For tiny edges that barely constitute footholds, and which are irregular in profile, the best technique is to use the front part of the toe and to half-smear-half-edge. The aim is to compress the rubber so it adapts to the contours of the hold. Compared to standard edging, the smedging foot will usually be more perpendicular to the wall and the heel may be a fraction lower. This tactic can be useful on the smallest screw-on holds, or for tiny polished features on rock.

5) Pockets and slots

With pockets, avoid simply poking your toe in at the angle that feels easiest. Lean back to scan the hold then rotate your foot and point your toe aggressively into the deepest part. This always feels harder when a pocket or slot is far out to the side, but your toe may ping out if you don’t make the effort. With larger pockets and breaks it may be tempting to cram your entire foot in for security, but this may restrict your movement and a toe’s-worth should be more than sufficient. Down-turned shoes with pointed toes will work well and go for something stiffer if the climbing requires prolonged support.

6) Drilling the toe on overhangs

When you use small, poor footholds on a steep overhang, it’s not enough just to stand passively. Instead, you must tense your hamstrings, glutes, abs and lower back to create tension in your entire body to drive the foot onto the hold. Imagine yourself drilling your toe through the wall. Our instinct is often to focus too much on catching the target handhold, whereas for success, we must focus simultaneously on making the foot stick. Down-turned shoes will help you maintain tension and use your feet like claws.

7) Paddling with the feet

If we spy a large foothold out to the side then this may allow us to pull our body in closer to the wall or steer ourselves in the required direction. On volumes or large features, the entire sole of the foot can be placed flat, and on smaller holds, the tip of the toe will be used. The key is to engage the hamstring and pull. Down-turned shoes will provide an advantage.

8) Pivoting

Pivoting on your feet will facilitate a freer, more fluid climbing style, especially when traversing, swapping feet, back-stepping, or performing drop-knees.
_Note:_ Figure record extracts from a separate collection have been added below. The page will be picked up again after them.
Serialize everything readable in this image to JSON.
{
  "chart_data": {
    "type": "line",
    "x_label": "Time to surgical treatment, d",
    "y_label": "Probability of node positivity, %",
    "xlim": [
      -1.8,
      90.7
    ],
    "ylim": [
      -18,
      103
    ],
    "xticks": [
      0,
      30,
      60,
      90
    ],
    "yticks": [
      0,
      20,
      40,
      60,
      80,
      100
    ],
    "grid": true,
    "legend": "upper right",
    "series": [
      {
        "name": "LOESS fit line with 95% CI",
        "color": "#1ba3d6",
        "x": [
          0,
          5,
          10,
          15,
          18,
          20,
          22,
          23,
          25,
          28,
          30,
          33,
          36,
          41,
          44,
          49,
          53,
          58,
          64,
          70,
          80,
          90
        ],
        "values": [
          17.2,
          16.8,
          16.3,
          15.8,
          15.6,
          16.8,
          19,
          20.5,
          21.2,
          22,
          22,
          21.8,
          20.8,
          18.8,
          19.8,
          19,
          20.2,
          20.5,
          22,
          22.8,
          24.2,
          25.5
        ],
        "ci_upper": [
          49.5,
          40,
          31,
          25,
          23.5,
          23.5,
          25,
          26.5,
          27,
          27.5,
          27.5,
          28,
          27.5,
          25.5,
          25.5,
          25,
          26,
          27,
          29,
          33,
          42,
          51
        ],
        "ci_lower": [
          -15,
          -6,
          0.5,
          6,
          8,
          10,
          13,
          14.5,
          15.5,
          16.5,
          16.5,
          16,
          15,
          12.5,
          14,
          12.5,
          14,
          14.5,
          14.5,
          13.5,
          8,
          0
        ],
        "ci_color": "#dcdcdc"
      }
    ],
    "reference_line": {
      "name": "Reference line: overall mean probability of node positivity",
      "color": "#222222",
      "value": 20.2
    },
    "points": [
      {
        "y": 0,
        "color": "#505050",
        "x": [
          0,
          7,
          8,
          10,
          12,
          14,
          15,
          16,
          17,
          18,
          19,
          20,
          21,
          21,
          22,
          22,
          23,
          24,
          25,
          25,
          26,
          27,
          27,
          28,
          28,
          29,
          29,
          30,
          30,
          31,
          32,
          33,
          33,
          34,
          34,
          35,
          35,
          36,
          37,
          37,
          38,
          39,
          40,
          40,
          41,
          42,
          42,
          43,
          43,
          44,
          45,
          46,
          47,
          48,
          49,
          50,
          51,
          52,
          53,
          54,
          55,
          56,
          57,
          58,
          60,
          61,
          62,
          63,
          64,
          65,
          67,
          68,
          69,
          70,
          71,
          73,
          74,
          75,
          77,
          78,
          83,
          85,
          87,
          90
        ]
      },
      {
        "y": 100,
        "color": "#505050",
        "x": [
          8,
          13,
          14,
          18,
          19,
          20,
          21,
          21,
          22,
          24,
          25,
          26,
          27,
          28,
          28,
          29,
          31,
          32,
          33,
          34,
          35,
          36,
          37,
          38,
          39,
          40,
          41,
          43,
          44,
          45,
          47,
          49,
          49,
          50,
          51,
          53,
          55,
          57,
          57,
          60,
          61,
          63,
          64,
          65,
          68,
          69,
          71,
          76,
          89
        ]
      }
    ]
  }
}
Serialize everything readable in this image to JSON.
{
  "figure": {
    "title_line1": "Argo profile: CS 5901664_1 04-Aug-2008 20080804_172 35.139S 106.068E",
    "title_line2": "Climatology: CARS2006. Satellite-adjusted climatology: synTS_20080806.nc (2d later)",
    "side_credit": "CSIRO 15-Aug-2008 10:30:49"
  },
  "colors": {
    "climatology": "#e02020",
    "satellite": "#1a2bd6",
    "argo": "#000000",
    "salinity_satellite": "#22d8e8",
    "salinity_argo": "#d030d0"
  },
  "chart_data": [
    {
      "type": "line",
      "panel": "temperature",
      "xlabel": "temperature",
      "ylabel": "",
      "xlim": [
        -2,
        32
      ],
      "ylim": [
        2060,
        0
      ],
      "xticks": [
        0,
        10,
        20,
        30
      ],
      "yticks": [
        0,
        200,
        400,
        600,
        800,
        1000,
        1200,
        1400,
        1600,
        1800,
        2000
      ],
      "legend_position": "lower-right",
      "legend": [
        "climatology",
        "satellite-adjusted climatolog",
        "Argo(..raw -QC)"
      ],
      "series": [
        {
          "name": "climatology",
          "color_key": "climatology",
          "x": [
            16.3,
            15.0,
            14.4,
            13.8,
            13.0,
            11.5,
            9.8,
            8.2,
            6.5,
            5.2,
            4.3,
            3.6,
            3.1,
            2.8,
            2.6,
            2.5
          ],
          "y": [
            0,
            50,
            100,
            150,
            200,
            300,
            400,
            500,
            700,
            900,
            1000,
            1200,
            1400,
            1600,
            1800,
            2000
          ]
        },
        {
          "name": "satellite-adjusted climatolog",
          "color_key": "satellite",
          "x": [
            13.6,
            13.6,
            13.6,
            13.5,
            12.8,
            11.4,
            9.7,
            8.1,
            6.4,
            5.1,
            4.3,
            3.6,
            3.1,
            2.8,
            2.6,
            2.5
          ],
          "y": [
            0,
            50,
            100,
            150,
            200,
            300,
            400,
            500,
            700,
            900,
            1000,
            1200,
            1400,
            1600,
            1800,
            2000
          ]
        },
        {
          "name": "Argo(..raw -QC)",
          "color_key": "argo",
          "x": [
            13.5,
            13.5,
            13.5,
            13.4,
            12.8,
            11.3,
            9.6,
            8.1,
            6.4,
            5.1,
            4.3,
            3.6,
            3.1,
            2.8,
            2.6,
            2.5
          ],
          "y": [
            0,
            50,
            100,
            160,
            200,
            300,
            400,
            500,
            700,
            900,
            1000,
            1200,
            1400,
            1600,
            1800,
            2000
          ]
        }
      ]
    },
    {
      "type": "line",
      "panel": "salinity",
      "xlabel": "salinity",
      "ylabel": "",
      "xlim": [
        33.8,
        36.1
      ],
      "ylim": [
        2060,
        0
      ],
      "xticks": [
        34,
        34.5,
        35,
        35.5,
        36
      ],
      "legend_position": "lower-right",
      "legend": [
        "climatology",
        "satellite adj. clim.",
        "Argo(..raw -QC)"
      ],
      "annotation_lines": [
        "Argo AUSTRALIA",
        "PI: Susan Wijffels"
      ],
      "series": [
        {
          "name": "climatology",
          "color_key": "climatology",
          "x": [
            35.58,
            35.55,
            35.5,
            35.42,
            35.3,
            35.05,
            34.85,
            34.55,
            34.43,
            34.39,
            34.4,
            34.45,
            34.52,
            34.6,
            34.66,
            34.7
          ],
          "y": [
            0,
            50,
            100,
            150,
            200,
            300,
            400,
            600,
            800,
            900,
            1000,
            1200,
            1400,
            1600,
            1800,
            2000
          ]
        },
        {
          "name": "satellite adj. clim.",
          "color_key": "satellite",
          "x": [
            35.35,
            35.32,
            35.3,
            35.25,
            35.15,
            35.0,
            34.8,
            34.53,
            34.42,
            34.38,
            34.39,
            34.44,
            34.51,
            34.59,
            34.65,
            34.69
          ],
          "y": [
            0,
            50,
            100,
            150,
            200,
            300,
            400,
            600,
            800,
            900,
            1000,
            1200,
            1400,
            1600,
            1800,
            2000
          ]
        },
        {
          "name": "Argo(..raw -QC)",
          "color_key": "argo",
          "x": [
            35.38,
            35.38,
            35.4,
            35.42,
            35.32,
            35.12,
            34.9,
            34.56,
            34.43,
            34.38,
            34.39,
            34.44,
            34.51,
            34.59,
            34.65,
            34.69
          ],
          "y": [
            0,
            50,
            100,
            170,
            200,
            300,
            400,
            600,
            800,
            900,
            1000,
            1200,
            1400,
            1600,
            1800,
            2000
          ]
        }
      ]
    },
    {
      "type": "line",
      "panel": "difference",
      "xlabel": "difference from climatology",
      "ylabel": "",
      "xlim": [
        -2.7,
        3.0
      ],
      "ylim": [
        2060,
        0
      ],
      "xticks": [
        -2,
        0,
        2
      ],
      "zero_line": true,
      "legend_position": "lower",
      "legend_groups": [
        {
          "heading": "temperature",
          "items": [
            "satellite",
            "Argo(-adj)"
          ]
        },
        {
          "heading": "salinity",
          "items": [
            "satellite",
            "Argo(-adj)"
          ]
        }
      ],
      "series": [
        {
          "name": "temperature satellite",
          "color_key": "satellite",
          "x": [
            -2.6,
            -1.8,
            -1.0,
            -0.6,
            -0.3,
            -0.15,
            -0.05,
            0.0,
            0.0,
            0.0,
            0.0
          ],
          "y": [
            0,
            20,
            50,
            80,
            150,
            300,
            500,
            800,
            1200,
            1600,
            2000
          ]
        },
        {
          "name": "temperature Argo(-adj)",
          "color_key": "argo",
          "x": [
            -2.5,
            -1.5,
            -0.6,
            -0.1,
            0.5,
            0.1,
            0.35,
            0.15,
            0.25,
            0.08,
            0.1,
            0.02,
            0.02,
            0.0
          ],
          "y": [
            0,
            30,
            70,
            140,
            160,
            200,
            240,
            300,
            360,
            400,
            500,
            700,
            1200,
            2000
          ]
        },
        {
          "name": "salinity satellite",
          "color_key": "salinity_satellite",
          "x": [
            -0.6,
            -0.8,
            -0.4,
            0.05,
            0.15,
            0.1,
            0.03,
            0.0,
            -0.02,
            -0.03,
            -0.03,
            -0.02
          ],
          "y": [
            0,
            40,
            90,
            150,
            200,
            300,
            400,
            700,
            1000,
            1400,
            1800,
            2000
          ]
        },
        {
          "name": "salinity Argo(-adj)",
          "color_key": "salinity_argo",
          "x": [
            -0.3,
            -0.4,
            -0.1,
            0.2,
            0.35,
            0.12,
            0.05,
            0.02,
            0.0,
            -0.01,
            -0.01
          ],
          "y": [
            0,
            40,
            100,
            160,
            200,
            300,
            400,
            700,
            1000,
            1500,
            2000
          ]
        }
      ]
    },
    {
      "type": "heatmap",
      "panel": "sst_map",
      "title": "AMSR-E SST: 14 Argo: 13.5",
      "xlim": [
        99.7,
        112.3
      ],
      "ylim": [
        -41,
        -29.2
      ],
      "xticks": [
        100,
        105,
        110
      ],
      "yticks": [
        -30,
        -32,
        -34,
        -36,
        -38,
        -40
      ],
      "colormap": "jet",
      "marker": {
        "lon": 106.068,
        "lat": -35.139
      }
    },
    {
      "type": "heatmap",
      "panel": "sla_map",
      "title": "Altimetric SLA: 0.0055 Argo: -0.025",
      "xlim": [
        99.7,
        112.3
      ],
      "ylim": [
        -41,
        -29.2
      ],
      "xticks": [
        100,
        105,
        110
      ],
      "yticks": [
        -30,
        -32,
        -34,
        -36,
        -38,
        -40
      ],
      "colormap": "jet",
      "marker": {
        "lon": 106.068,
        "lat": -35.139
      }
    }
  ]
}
Of course, you can simply remove your foot and replace it using the outside edge, but this is never as neat or efficient. Try to anticipate the pivot and save sufficient space on the foothold by standing on the near side, so that you can swivel onto your outside edge. If you don’t do this then you’ll spin off the far side.

9) Swapping feet 

Aim to avoid swapping-feet excessively, however, sometimes this technique provides the best option, especially when footholds are limited. Don’t jump-and-clump and instead turn the move into a smooth, precise and controlled operation using one of two popular methods. The pivot method is to roll one foot off the side of the foothold and slide the other foot from the side into the free space. The ballerina method is to adopt a dancers’ pliet position, with knees turned out, then to hover your toe, pointing downward over the weighted foot, and then quickly but carefully, to roll this out and make the switch. Be quick and accurate at the point when you make the switch to minimise the time you spend with less weight on your feet. On larger footholds, get into the habit of saving space on the inside corner, in case you need to make a foot-change; however, don’t do this on small footholds.

10) Back-stepping

A great tip to avoid foot-swapping or generally getting your feet tangled is to step back around (or outside) your weighted foot. To do this well, you will need to pivot on one or both feet in order to make fluid transitions from foot to foot. This can be a useful technique to use to obtain balance when shaking out and transferring weight from arm to arm.

Summary

The toe should always be regarded as a precision instrument and not a battering ram! The key to improving any aspect of technique is to perform regular practice drills on easy ground, for example during warm-ups, where you focus on specific details, and then to attempt to maintain form on harder terrain.